А судно обязательно погибнет, если его не снять с мели как можно скорее. Через несколько дней бухта замерзнет, и тогда уже никто не сможет помочь пароходу. Если же он будет зимовать здесь, при этих течениях, сидя на мели, лед раздавит его, как скорлупку.
Команда парохода тоже не очень-то нравится Трубину. Разве можно в такой рейс посылать людей, непривычных к Северу? Их и винить-то особенно нечего. Тут свои поморы подчас растеряются.
Но совсем злой становится Трубин после заседания партийной ячейки.
Капитан ледокола и капитан парохода присутствуют на ячейке. Когда ставится вопрос о спасении парохода, оба они начинают разговоры о необходимости просить помощи. Трубин прекрасно понимает, в чем дело: капитан парохода так напуган мелями и всеми неожиданностями северного моря, что теперь боится всего на свете. Ну, а капитана ледокола Трубин знает давно. Он знает о его осторожности, знает, как не любит капитан рисковать.

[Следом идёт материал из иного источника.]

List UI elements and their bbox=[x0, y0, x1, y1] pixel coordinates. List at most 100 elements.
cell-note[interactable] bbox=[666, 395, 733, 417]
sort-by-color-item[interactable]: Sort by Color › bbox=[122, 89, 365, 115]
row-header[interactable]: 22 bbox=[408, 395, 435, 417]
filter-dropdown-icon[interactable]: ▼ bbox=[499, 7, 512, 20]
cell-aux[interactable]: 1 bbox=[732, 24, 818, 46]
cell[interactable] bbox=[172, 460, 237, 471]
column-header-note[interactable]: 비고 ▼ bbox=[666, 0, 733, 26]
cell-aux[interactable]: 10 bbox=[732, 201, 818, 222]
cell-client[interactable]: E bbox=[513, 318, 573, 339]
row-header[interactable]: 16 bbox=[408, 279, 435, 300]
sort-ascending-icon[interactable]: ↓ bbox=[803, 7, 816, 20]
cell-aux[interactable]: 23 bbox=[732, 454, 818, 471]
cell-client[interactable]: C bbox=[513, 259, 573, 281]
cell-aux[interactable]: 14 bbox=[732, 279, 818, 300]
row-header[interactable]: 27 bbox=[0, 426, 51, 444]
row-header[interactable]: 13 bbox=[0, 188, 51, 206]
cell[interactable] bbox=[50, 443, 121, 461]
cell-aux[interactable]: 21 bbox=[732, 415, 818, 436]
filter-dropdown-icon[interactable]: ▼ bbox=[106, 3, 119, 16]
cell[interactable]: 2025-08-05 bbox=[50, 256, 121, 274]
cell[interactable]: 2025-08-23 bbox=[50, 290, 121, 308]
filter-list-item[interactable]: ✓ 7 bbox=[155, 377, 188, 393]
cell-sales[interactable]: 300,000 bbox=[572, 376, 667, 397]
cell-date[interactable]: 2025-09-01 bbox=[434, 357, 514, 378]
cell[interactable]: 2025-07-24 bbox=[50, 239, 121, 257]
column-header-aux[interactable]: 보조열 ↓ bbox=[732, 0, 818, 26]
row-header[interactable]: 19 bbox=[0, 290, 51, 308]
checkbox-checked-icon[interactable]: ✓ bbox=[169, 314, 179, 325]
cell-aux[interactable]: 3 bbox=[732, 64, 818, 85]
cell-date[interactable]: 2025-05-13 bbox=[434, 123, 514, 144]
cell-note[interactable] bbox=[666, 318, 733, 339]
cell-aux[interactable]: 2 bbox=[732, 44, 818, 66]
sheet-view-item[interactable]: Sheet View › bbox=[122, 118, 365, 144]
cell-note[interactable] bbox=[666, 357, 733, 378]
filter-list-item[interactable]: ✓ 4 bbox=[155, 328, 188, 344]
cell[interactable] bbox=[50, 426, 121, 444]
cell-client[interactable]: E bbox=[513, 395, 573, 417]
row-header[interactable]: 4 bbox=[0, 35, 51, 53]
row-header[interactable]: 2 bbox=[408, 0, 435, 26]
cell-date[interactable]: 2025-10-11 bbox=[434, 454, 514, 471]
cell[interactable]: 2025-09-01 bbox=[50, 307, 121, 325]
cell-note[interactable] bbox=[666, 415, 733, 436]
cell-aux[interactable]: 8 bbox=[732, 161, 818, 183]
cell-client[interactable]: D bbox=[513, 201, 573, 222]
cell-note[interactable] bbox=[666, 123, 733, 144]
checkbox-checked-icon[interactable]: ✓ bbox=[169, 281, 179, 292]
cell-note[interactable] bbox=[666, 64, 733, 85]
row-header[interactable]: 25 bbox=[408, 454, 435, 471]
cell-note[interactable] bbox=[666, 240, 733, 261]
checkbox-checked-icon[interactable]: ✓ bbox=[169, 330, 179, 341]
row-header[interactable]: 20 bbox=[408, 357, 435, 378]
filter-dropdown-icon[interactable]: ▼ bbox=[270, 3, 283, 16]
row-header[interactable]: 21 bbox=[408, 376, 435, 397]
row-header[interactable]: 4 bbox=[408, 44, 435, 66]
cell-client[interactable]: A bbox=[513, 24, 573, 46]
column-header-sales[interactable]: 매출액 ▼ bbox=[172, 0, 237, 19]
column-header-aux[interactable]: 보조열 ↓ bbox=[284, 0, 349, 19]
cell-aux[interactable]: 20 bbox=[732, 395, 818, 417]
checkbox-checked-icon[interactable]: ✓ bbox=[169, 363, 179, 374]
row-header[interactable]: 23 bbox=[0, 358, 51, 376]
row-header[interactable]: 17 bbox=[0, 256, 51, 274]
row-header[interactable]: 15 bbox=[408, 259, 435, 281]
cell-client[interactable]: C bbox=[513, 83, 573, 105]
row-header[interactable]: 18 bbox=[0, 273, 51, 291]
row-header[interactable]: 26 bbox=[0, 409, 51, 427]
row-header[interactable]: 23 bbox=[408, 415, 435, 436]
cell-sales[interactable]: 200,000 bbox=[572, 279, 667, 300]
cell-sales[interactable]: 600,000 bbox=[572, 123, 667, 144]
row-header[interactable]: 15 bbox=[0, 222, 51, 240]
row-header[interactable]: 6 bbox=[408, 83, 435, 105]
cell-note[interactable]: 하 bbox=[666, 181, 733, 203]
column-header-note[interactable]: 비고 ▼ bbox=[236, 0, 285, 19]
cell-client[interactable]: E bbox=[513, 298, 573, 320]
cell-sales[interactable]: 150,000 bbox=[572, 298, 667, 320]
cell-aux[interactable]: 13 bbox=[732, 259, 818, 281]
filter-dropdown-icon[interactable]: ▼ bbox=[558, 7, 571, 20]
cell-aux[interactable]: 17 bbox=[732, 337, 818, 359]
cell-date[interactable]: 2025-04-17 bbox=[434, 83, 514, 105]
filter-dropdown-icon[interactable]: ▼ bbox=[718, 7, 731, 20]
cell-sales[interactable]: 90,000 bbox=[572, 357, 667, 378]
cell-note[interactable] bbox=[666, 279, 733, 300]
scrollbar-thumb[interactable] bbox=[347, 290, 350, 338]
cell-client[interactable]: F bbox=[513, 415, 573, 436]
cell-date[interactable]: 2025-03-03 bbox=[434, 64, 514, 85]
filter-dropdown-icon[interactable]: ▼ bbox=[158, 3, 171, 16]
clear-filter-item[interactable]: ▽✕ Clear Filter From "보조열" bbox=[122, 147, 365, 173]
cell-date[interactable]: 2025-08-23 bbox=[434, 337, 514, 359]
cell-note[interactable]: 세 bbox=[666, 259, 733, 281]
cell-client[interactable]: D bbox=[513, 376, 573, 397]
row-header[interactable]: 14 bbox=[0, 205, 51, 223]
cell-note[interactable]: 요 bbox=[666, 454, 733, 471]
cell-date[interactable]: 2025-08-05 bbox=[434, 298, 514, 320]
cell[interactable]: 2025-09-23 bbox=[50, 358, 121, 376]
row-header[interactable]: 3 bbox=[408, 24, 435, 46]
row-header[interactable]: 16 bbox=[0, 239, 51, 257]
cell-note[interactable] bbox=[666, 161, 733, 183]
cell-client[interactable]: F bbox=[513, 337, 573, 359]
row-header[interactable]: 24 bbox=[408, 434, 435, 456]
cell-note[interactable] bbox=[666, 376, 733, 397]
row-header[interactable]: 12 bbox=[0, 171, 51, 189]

Риск, конечно, есть — ледокол может сам наскочить на мель, — но Трубин понимает, что если вызвать помощь, если заставить какое-нибудь судно бросить все и идти в эту проклятую бухту, то будет сорван еще в одном месте общий план работ в Арктике. Нужно во что бы то ни стало справиться своими силами.
Трубин берет слово. Он старый член партии, он партизанил в гражданскую войну, он прекрасный механик и опытный моряк, его хорошо знают, и у него большой авторитет в ячейке. Он говорит очень горячо, и вся ячейка с ним согласна. Но капитаны — единоначальники на кораблях. В плаванье их только можно просить, им можно только советовать.
Заседание ячейки затянулось до поздней ночи. Наконец капитанов уговорили еще раз самим попробовать стянуть пароход и, только если это не удастся, звать на помощь.
Трубин, страшно злой, стягивает сапоги у себя в каюте. Он снова разглядывает дыры и думает, что капитан, конечно, побоится «дернуть как следует».
Потянет чуть-чуть, для виду, и запросит: «Помогите!.. помогите!»… И Трубин громко произносит такую энергичную фразу, что матрос, проходивший мимо каюты стармеха, шарахается в сторону.
Выгрузка на пароходе продолжается четыре дня. Утром пятнадцатого сентября к борту подогнало большое ледяное поле. Подошел ледокол и тоже стал у льдины. Не прекращая сбрасывать на лед мешки и ящики, начали перегружать на ледокол самое драгоценное: бочки с нефтью и бензином и уголь. Ледокол принял двести тонн угля и двести тонн жидкого топлива. За борт удалось скинуть тоже около двухсот тонн груза. Уже с полудня пароход начал откачивать водяные балласты. К началу вечернего прилива приготовили буксир.
Двойной трос закрепили на носу парохода, и ледокол развернулся кормой к аварийному судну.
Капитан крикнул в рупор, что все готово.
Трубин спустился в машину, скинул меховую куртку и сел на высокий табурет около распределительного щита. Звякнул телеграф, и стрелка показала «малый вперед». Трубин сам перевел рычаги и ответил на мостик. Прошло несколько минут. Телеграф потребовал «средний». Трубин обернулся от рычагов и сказал вахтенному механику, что управится сам.
Механик молча полез по трапу.
Трубин остался один. Он походил вокруг машины, заглянул в кочегарку. Кочегары работали у топок и не заметили его. Машина ровно стучала, спокойно поблескивая шатунами, весело гудело динамо.
Трубин раскурил трубку.
Вдруг телеграф звякнул «стоп». Не успел Трубин ответить, как стрелка прыгнула на «малый вперед», затем на «средний». Потом снова сначала: «стоп», «малый», «средний».
Ледокол переставал работать, буксир ослабевал, и когда после короткой паузы трос сразу натягивался, получался рывок вперед — «типок».
Трубин метался между рычагами и ручкой телеграфа. Но пароход, очевидно, не сдвигался с места.
Тогда Трубин оглянулся, еще раз убедился, что он один в машине, и хитро подмигнул сам себе.
Снова телеграф приказал «стоп». Трубин остановил машину. Когда же стрелка стала на «малый вперед», он ответил на мостик, но рычагов не тронул. Держась за рукоятку, он медленно сосчитал «раз, два, три, четыре» — и сразу дал средний ход. Ледокол сильно вздрогнул и рванулся вперед. Телеграф испуганно зазвонил. Трубин точно отвечал на команду с мостика, но, задерживая паузы, усиливал рывки.